En el momento en que suena el “Without Me” de Eminem, mientras Harley Quinn se prepara para la batalla y sin justificación narrativa alguna, Escuadrón suicida muestra sin pudor los cimientos que la construyen: se trata de un tema popular y reconocible, pero no exactamente para las nuevas generaciones de adolescentes que deberían llenar las salas ante el estreno de la película, y posiblemente tampoco sea un tema importante para el autor del filme. La presencia del tema, como tantos otros a lo largo del metraje, cumple la misión de un pasacalle: la canción es famosa, pertenece a la cultura popular y eso basta. Incluirla en el montaje de la película otorga a Escuadrón suicida la misma complicidad que genera el espíritu de la música, el privilegio instantáneo de jugar en la misma liga, con las mismas reglas y bajo la misma permisividad.
La música de archivo sólo puede jugar aquí una carta: la de la frivolidad, la del ánimo gamberro si acaso. Y cuando no es posible narrar bajo esas coordenadas, el score original de Steven Price sale a escena, pero ya es tarde para otorgarle al filme una identidad propia, especialmente porque al compositor se le exige una banda sonora que pueda mimetizarse con los esquemas de sonido que propusiera en su día El caballero oscuro, en una especie de pacto prefabricado que glorifica más de la cuenta a aquella película y que condena a esta a la mera imitación, a la pura mediocridad.

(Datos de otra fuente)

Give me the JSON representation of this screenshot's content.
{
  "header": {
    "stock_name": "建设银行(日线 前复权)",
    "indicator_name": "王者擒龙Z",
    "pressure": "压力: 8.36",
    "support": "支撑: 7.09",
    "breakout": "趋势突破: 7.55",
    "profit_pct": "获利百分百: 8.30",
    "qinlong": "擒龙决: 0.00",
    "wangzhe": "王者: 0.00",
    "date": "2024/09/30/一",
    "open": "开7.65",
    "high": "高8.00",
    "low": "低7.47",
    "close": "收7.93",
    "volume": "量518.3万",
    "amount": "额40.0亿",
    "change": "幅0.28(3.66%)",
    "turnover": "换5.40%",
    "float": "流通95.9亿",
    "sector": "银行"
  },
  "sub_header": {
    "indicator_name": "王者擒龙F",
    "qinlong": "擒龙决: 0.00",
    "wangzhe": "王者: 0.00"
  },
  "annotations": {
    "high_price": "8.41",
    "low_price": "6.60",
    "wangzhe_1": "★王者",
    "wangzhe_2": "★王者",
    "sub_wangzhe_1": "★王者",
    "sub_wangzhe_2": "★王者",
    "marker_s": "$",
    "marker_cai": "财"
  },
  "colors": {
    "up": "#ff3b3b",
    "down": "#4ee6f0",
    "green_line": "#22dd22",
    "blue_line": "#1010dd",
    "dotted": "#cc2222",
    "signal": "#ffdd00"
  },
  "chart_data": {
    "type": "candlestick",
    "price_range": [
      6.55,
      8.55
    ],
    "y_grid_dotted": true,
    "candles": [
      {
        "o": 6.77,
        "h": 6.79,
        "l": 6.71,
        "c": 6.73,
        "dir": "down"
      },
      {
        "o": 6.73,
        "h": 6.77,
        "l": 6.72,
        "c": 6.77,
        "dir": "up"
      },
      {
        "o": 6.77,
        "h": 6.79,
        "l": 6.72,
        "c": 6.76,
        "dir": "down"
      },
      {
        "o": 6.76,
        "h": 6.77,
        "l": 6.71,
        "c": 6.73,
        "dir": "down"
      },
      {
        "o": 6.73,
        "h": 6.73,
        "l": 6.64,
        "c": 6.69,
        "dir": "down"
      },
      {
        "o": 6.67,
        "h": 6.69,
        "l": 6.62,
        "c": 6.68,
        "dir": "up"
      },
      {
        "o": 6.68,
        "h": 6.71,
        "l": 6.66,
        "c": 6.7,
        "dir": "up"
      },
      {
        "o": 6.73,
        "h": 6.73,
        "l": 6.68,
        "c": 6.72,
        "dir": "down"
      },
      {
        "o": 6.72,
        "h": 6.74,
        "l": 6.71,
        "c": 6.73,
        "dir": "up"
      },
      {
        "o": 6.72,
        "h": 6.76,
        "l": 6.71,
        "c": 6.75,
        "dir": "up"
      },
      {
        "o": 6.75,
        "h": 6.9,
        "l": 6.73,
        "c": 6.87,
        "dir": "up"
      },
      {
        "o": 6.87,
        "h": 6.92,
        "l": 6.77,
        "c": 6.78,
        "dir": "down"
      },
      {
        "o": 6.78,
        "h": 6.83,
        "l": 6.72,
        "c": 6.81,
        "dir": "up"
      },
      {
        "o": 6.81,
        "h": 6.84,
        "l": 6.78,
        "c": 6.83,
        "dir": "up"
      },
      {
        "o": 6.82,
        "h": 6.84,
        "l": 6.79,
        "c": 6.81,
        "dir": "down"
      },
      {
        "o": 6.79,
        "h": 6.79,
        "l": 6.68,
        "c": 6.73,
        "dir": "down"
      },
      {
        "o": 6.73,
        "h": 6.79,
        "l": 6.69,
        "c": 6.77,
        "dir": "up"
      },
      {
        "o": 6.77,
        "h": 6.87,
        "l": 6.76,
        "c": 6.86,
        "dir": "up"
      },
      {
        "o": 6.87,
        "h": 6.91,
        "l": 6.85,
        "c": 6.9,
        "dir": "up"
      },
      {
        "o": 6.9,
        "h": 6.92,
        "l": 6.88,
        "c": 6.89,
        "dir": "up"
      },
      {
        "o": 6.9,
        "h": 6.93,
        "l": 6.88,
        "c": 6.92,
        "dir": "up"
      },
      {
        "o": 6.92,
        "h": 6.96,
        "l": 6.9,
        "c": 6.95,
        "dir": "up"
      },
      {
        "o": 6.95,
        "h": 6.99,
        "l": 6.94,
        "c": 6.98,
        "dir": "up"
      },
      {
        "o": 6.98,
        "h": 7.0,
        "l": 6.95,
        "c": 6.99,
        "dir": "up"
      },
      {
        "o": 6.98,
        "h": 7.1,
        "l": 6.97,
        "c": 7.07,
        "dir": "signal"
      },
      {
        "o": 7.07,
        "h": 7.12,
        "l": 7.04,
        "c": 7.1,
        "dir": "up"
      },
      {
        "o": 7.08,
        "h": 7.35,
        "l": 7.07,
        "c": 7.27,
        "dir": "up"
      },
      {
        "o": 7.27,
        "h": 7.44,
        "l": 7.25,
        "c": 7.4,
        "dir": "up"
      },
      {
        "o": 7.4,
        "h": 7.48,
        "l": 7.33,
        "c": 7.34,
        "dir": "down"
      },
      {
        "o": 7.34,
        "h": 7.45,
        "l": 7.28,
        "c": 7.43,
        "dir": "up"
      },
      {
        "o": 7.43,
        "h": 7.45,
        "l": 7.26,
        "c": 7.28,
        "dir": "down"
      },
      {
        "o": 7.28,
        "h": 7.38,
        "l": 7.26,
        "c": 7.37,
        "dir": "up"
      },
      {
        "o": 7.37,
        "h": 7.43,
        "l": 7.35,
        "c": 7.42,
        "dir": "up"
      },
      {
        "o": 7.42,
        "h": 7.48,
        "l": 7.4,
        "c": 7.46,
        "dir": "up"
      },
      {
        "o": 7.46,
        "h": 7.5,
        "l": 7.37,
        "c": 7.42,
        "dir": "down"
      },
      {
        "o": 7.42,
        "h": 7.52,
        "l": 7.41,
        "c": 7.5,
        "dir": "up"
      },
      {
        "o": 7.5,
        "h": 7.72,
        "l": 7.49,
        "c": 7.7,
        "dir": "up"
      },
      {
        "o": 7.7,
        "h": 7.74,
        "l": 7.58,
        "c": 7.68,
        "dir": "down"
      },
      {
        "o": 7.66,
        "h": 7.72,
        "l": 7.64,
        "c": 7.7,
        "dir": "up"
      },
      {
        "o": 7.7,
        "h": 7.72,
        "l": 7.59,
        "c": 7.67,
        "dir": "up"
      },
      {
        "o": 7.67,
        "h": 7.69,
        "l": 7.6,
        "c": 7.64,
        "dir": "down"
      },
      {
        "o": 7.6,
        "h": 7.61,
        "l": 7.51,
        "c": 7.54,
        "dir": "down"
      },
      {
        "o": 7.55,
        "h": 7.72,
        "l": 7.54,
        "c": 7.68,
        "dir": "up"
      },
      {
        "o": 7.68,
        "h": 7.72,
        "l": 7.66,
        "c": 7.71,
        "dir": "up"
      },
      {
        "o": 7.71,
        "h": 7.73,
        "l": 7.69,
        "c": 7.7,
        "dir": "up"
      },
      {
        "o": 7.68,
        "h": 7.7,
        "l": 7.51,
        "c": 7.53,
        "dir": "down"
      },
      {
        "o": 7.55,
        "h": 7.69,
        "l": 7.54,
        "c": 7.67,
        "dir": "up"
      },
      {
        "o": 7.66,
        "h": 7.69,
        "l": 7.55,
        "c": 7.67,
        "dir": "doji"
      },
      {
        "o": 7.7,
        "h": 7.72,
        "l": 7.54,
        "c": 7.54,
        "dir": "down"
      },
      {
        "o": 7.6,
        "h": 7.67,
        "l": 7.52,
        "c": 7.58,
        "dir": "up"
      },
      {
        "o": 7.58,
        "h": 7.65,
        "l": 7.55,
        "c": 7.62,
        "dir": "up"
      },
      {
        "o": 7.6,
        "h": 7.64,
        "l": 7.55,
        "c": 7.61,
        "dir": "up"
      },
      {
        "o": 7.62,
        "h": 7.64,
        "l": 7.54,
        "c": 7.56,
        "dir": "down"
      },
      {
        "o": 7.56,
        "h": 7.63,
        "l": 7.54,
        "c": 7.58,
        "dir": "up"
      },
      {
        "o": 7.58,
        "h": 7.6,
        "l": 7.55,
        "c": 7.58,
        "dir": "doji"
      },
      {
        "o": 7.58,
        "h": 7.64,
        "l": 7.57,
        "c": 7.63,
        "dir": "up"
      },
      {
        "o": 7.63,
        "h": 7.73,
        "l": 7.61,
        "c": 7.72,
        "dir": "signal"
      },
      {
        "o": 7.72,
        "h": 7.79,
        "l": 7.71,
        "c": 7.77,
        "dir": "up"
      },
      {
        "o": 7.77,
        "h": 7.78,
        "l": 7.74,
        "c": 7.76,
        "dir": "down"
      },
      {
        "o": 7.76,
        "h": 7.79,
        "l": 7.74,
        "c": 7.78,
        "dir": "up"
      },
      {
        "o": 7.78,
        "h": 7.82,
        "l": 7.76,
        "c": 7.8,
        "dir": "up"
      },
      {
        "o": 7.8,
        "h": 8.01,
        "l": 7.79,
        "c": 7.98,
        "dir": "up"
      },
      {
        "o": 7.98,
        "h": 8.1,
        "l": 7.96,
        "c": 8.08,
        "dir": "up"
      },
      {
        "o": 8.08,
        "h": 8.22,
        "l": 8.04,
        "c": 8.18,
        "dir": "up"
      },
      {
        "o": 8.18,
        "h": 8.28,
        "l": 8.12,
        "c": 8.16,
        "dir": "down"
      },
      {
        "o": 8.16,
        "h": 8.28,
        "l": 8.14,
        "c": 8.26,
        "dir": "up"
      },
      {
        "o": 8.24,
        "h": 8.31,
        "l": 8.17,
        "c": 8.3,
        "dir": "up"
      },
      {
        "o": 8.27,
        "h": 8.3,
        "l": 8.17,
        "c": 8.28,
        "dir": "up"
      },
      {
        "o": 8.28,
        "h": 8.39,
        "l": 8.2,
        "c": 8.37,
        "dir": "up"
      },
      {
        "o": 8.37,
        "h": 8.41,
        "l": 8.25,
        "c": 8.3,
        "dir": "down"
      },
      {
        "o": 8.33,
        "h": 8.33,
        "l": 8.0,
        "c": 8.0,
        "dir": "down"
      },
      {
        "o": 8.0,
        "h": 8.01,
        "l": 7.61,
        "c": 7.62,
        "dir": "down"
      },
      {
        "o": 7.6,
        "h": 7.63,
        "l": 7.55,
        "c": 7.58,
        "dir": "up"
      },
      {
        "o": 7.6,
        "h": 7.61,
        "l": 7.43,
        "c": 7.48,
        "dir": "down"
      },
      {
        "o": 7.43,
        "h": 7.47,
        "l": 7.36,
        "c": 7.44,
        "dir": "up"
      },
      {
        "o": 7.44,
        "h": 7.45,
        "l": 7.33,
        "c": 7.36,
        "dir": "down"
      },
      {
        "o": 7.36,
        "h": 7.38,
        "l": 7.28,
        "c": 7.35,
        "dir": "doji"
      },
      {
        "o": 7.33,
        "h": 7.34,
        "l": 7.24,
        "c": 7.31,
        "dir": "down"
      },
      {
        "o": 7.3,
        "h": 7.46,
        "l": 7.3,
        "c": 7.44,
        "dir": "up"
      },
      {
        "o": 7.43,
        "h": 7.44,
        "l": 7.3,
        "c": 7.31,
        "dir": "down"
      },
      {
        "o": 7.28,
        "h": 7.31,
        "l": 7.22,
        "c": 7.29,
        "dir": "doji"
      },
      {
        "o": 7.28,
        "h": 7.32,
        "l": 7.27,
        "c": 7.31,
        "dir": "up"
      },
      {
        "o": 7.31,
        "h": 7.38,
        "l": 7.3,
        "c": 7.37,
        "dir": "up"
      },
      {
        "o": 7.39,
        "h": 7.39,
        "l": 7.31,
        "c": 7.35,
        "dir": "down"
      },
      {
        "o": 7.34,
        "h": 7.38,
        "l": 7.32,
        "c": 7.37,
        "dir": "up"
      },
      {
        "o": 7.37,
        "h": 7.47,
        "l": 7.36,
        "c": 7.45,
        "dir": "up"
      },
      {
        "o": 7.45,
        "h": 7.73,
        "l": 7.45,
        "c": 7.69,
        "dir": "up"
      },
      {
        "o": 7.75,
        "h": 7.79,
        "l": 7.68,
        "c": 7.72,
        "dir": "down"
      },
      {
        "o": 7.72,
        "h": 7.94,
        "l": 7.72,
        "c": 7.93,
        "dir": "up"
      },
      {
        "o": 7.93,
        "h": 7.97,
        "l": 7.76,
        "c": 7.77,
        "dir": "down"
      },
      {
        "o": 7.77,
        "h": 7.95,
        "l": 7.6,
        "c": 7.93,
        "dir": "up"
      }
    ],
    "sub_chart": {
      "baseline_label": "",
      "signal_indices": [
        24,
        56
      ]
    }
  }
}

No es el mayor pecado de Escuadrón suicida, ni tampoco el gran error que la condena del todo, pero sí una interesante puerta a través de la que poder desentrañar cuáles son las costuras de un filme impreciso en sus formas y simplista en sus contenidos, cuando precisamente viene a explotar la franquicia de unos personajes complejos en extremo. Quizás habría que hablar sobre los porqués de esta censura de toda complejidad en el mundo del entretenimiento, pero tampoco es esa la gran falla de la película. La ausencia total de riesgo de Steven Price como compositor y la presencia de Eminem y compañía nos ponen en la pista: se trata de una película diseñada sin riesgo alguno, con un miedo absoluto a la transgresión, justo lo contrario de aquello que define a la pandilla que intenta retratar. No hay riesgo alguno en su escritura, y menos aún en su puesta en imágenes: lo anodino era el peor homenaje que podían recibir unos personajes nacidos de la originalidad, del riesgo y del caos.
En esa política de plegarse a los éxitos superheroicos de los últimos tiempos, la histriónica presencia del Joker es la protagonista de otra de las grandes fisuras del filme. Este anecdótico Joker, nacido de la pura imitación del modelo implantado por Heath Ledger (El caballero oscuro, Christopher Nolan, 2008), no hace más que alimentar una Burtoniana espiral equivocada: la filosofía de la transformación física como sinónimo de interpretación intensa, celebrando cada exceso como una virtud. La permisividad con ese modelo ha llevado a otorgar un Óscar póstumo al propio Ledger, o a premiar también a Jared Leto por otra transformación (Dallas Buyers Club, Jean Marc-Vallée, 2013) para terminar por condenar la carrera del actor a repetir ese tipo de operaciones físicas en las que poco tiene que ver lo que ocurre a nivel interno, una definición cercana a lo que supone la propia Escuadrón Suicida. Cuando Will Smith lagrima por enésima vez ante el recuerdo de su hija, remitiéndose a otros tantos de sus anteriores papeles, la sensación de déjà vu es tan fuerte que aquellos ojos borrosos sólo son capaces de sugerir que Escuadrón suicida es un producto sin alma.